Since each social media post can be associated with a specific timestamp, the program will eventually be able to find and compare posts from similar times to evaluate whether the frequency is high enough to be considered abnormal, Peng added.
The researchers did note challenges and limitations within their plan. People from rural areas may post online at lower frequencies than those in urban areas, meaning those regions may be underrepresented in the models created, Wang said.
Peng said the lack of tools proficient at processing languages besides English also poses a challenge, as the system may be less efficient in processing non-English media.

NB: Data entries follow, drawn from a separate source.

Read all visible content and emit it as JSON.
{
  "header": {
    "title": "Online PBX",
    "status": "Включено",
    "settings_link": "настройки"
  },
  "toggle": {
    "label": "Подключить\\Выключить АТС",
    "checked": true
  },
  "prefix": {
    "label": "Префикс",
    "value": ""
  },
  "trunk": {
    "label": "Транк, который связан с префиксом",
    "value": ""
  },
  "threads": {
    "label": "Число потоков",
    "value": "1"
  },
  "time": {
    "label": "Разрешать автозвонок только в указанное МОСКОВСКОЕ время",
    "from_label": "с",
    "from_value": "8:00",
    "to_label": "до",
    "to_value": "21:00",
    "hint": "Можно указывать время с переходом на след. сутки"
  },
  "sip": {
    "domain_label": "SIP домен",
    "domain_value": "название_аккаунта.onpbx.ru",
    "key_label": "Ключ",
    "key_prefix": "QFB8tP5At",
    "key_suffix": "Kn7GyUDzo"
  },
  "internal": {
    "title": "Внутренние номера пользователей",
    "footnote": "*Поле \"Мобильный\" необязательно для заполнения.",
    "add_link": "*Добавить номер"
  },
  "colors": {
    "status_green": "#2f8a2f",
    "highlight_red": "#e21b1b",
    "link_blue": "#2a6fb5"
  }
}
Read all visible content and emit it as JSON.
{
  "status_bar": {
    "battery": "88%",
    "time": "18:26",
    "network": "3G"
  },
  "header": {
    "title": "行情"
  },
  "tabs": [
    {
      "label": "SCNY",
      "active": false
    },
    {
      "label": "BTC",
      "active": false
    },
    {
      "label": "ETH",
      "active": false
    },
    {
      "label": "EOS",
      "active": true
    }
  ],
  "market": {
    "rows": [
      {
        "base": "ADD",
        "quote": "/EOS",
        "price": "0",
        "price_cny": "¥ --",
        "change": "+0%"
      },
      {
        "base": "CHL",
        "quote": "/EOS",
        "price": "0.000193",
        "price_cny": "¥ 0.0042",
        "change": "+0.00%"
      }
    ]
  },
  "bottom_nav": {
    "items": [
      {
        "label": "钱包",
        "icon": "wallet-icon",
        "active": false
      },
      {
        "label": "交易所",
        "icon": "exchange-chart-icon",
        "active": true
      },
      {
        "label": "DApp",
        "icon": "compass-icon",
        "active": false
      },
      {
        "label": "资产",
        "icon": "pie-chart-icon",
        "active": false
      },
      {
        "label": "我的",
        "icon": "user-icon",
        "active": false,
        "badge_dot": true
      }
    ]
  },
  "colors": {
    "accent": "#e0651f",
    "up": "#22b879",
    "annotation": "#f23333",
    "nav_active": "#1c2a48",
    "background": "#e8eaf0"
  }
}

However, she added that, if they are able to successfully develop a multilingual system, she hopes it can then be used in developing regions in Africa, where outbreaks of disease are often ignored by the world despite causing significant damage.
Even if predictions can be made, it will also be a challenge to ensure that people take the appropriate precautions to prevent these outbreaks from growing, Noymer added.
“The next thing – it could be even worse than COVID,” he said. “The slam dunk, best-case scenario would be in which you nip the pandemic in the bud, and the world doesn’t even ever really hear about it because you’re successful.”